Getting inspiration from friendshipBy Janet
February 25, 2018
Getting inspiration from friendship
Friendship is as inspiring as the memory of old love affairs. Our friends can help us write. Sometimes it’s because of something we did together. And sometimes it’s because we want to honor them.
For stories which need a lot of names, why not ask your friends whether they want their names used? I’ve come up to people and asked, “Can I kill you in my novel?” People usually love this. Bonus – when you write about them or you publish, or if you post a quote, be sure to tag them. Because your best friend from sixth grade will probably be thrilled (but ask, in case they aren’t).
And if you’re going to make a friend a villain, be particularly careful about asking permission. A suggestion: for truly villainous villains (e. g. sadists and despots), don’t use friends’ names. For my 2015 NaNoWriMo novel, I needed to populate a space ship with crew members. Some got more screen time (page time, I suppose) than others. Asking whether I could use my friends’ names was the fastest and easiest way to populate the ship.

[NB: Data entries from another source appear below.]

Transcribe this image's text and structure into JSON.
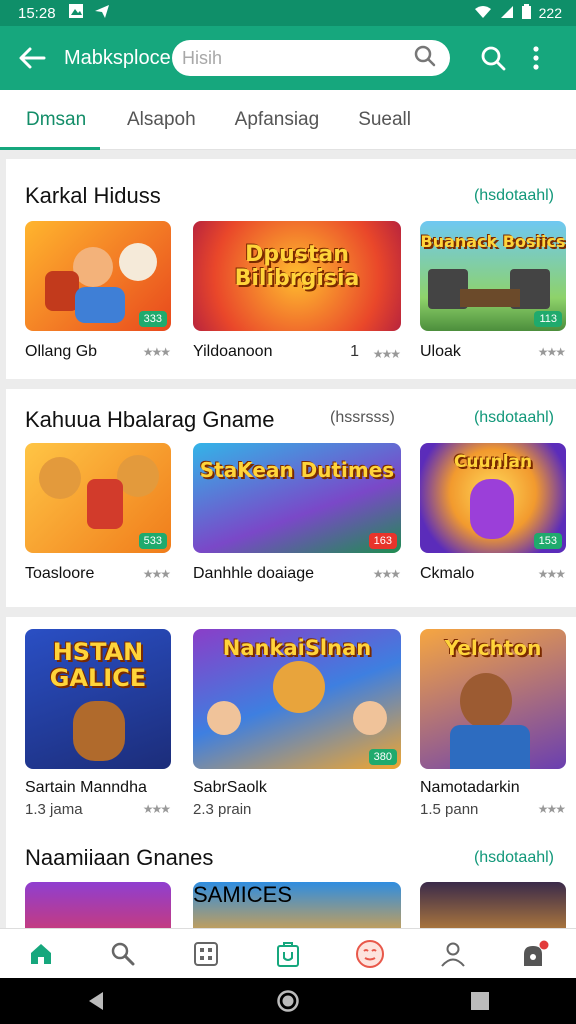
{
  "status_bar": {
    "time": "15:28",
    "right_text": "222"
  },
  "app_bar": {
    "title": "Mabksploce",
    "search_placeholder": "Hisih",
    "accent": "#16a77d"
  },
  "tabs": [
    {
      "label": "Dmsan",
      "active": true
    },
    {
      "label": "Alsapoh"
    },
    {
      "label": "Apfansiag"
    },
    {
      "label": "Sueall"
    }
  ],
  "sections": [
    {
      "title": "Karkal Hiduss",
      "see_more": "(hsdotaahl)",
      "games": [
        {
          "name": "Ollang Gb",
          "badge": "333",
          "meta": ""
        },
        {
          "name": "Yildoanoon",
          "thumb_text": "Dpustan Bilibrgisia",
          "meta": "1"
        },
        {
          "name": "Uloak",
          "thumb_text": "Buanack Bosiics",
          "badge": "113"
        }
      ]
    },
    {
      "title": "Kahuua Hbalarag Gname",
      "subtitle": "(hssrsss)",
      "see_more": "(hsdotaahl)",
      "games": [
        {
          "name": "Toasloore",
          "badge": "533"
        },
        {
          "name": "Danhhle doaiage",
          "thumb_text": "StaKean Dutimes",
          "badge": "163"
        },
        {
          "name": "Ckmalo",
          "thumb_text": "Cuunlan",
          "badge": "153"
        }
      ]
    },
    {
      "games": [
        {
          "name": "Sartain Manndha",
          "meta": "1.3 jama",
          "thumb_text": "HSTAN GALICE"
        },
        {
          "name": "SabrSaolk",
          "meta": "2.3 prain",
          "thumb_text": "NankaiSlnan",
          "badge": "380"
        },
        {
          "name": "Namotadarkin",
          "meta": "1.5 pann",
          "thumb_text": "Yelchton"
        }
      ]
    },
    {
      "title": "Naamiiaan Gnanes",
      "see_more": "(hsdotaahl)",
      "games": [
        {
          "thumb_text": ""
        },
        {
          "thumb_text": "SAMICES"
        },
        {
          "thumb_text": ""
        }
      ]
    }
  ]
}
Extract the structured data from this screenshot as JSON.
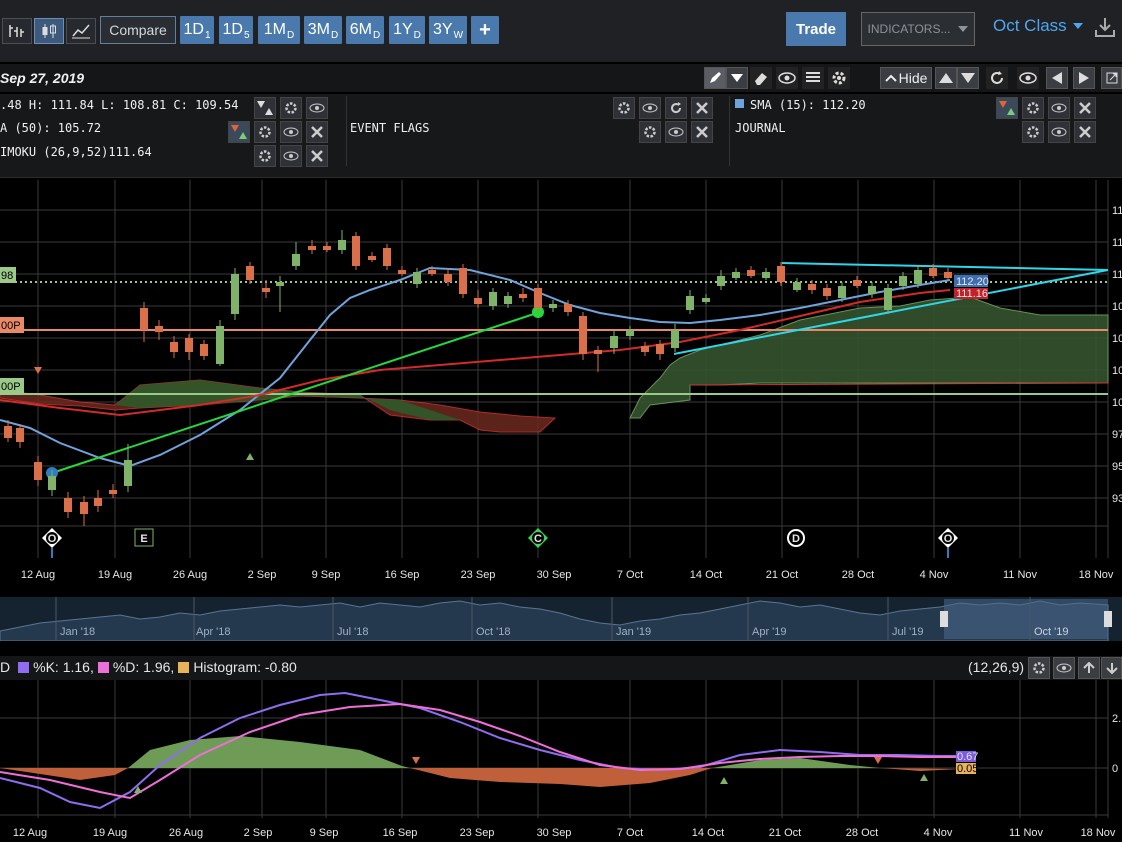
{
  "toolbar": {
    "compare_label": "Compare",
    "period_buttons": [
      {
        "main": "1D",
        "sub": "1"
      },
      {
        "main": "1D",
        "sub": "5"
      },
      {
        "main": "1M",
        "sub": "D"
      },
      {
        "main": "3M",
        "sub": "D"
      },
      {
        "main": "6M",
        "sub": "D"
      },
      {
        "main": "1Y",
        "sub": "D"
      },
      {
        "main": "3Y",
        "sub": "W"
      }
    ],
    "add_label": "+",
    "trade_label": "Trade",
    "indicators_label": "INDICATORS...",
    "account_label": "Oct Class"
  },
  "date_bar": {
    "date": "Sep 27, 2019",
    "hide_label": "Hide"
  },
  "legend": {
    "ohlc": ".48 H: 111.84 L: 108.81 C: 109.54",
    "ma50": "A (50): 105.72",
    "ichimoku": "IMOKU (26,9,52)111.64",
    "event_flags": "EVENT FLAGS",
    "sma15": "SMA (15): 112.20",
    "journal": "JOURNAL"
  },
  "main_chart": {
    "price_tags": [
      {
        "label": "98",
        "color": "#9bc98a"
      },
      {
        "label": "00P",
        "color": "#e88a68"
      },
      {
        "label": "00P",
        "color": "#9bc98a"
      }
    ],
    "last_price_tags": [
      {
        "label": "112.20",
        "color": "#3d6fb0"
      },
      {
        "label": "111.16",
        "color": "#c4202a"
      }
    ],
    "right_axis_labels": [
      "11",
      "11",
      "11",
      "10",
      "10",
      "10",
      "10",
      "97",
      "95",
      "93"
    ],
    "x_labels": [
      "12 Aug",
      "19 Aug",
      "26 Aug",
      "2 Sep",
      "9 Sep",
      "16 Sep",
      "23 Sep",
      "30 Sep",
      "7 Oct",
      "14 Oct",
      "21 Oct",
      "28 Oct",
      "4 Nov",
      "11 Nov",
      "18 Nov"
    ],
    "event_markers": [
      "O",
      "E",
      "C",
      "D",
      "O"
    ]
  },
  "navigator": {
    "labels": [
      "Jan '18",
      "Apr '18",
      "Jul '18",
      "Oct '18",
      "Jan '19",
      "Apr '19",
      "Jul '19",
      "Oct '19"
    ]
  },
  "macd": {
    "label_prefix": "D",
    "k": "%K: 1.16,",
    "d": "%D: 1.96,",
    "hist": "Histogram: -0.80",
    "params": "(12,26,9)",
    "tags": [
      {
        "label": "0.67",
        "color": "#7c5ce0"
      },
      {
        "label": "0.05",
        "color": "#e8b25a"
      }
    ],
    "right_axis_labels": [
      "2.",
      "0"
    ],
    "x_labels": [
      "12 Aug",
      "19 Aug",
      "26 Aug",
      "2 Sep",
      "9 Sep",
      "16 Sep",
      "23 Sep",
      "30 Sep",
      "7 Oct",
      "14 Oct",
      "21 Oct",
      "28 Oct",
      "4 Nov",
      "11 Nov",
      "18 Nov"
    ]
  },
  "colors": {
    "up": "#7fb36a",
    "down": "#d9704a",
    "sma_blue": "#6fa3dc",
    "ma_red": "#d42a2a",
    "trend_cyan": "#2fd6e8",
    "trend_green": "#26d93a",
    "k_purple": "#8f6cf0",
    "d_pink": "#ef6fd8"
  }
}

Furthermore, it paid dividends with social sharing because so many people were tagged.
Characteristics and Quirks
Why do we love our friends? Is it how they play poker? How they sing? Their love of the same fandom we love? Then find a way to adapt these details and put them in your work. It can be something as simple as a man stroking his mustache or a woman’s Kentucky accent. Maybe your friends collect stamps or they run track. All of these are good details. Of course, don’t spy on your friends and take extensive notes. But you know these people well. You have already observed their teddy bear collections and their overly full makeup drawers. You don’t have to spy.

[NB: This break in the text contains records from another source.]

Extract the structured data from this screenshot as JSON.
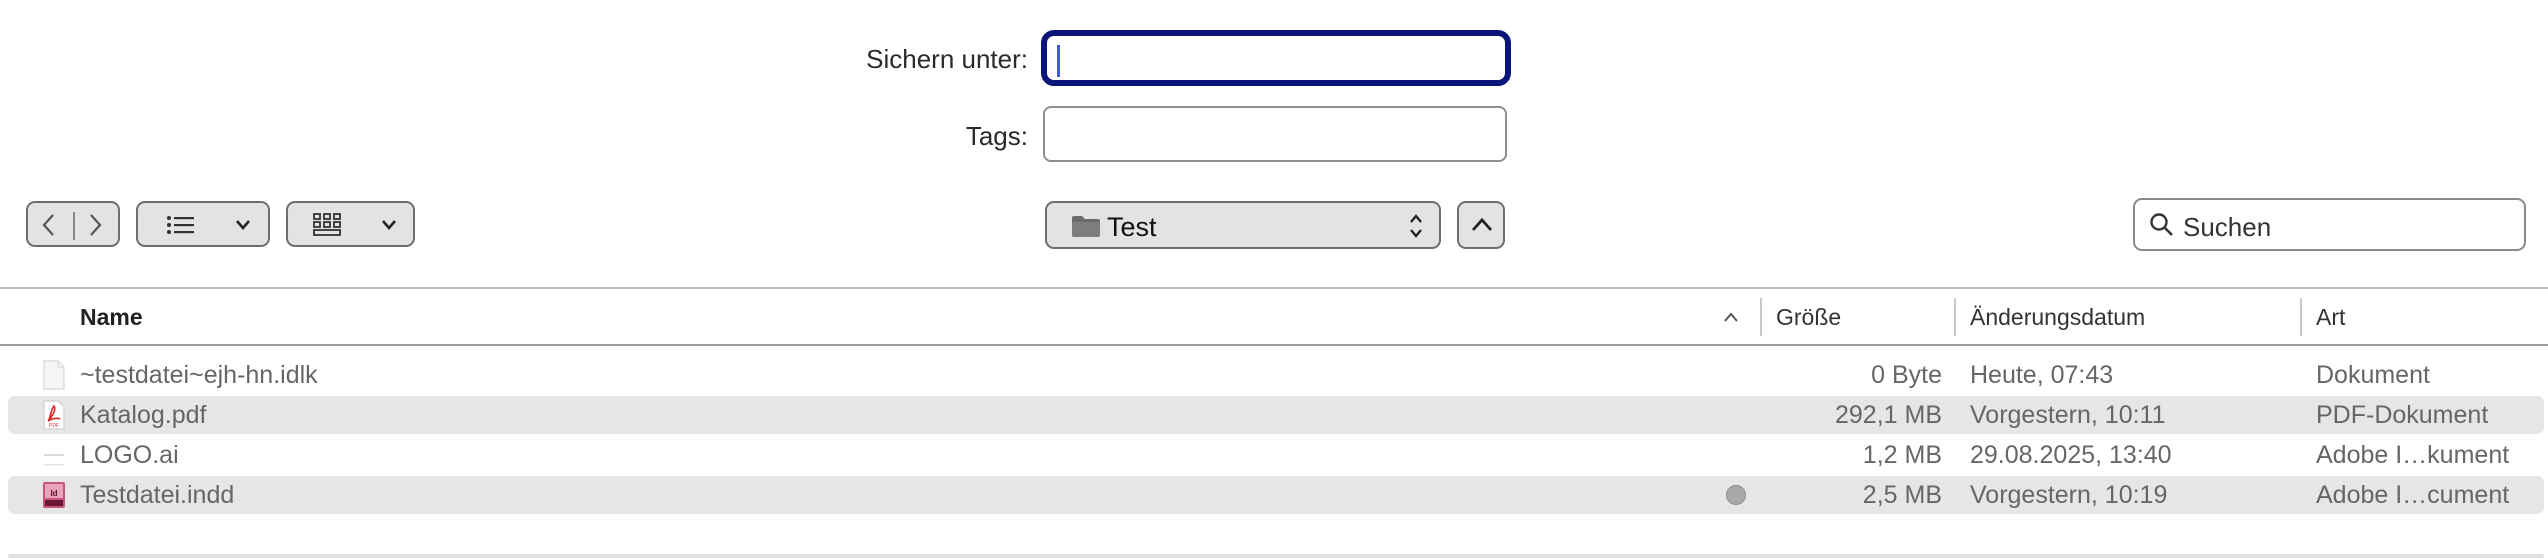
{
  "save_as": {
    "label": "Sichern unter:",
    "value": ""
  },
  "tags": {
    "label": "Tags:",
    "value": ""
  },
  "toolbar": {
    "back_forward_icon": "chevron-left-right",
    "view_list_icon": "list-view",
    "view_grid_icon": "grid-view",
    "location": "Test",
    "search_placeholder": "Suchen"
  },
  "columns": {
    "name": "Name",
    "size": "Größe",
    "modified": "Änderungsdatum",
    "kind": "Art"
  },
  "files": [
    {
      "icon": "generic-document",
      "name": "~testdatei~ejh-hn.idlk",
      "size": "0 Byte",
      "modified": "Heute, 07:43",
      "kind": "Dokument",
      "tag": false
    },
    {
      "icon": "pdf-document",
      "name": "Katalog.pdf",
      "size": "292,1 MB",
      "modified": "Vorgestern, 10:11",
      "kind": "PDF-Dokument",
      "tag": false
    },
    {
      "icon": "illustrator-document",
      "name": "LOGO.ai",
      "size": "1,2 MB",
      "modified": "29.08.2025, 13:40",
      "kind": "Adobe I…kument",
      "tag": false
    },
    {
      "icon": "indesign-document",
      "name": "Testdatei.indd",
      "size": "2,5 MB",
      "modified": "Vorgestern, 10:19",
      "kind": "Adobe I…cument",
      "tag": true
    }
  ],
  "colors": {
    "focus_ring": "#0b1478",
    "row_alt": "#e6e6e6",
    "pdf_red": "#d62c2c",
    "indd_pink": "#c8547f"
  }
}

Did you and your friend meet in some interesting manner? Did you bond over something funny? Then ask, can I adapt this for my novel? And I say ask – don’t assume. Because some people may feel that’s overly private.
Be respectful, of course. And your friends might not want their memories used for writing fodder. So ask! And if they allow it, do be sure to thank them. The acknowledgements section of your book is a great place for that.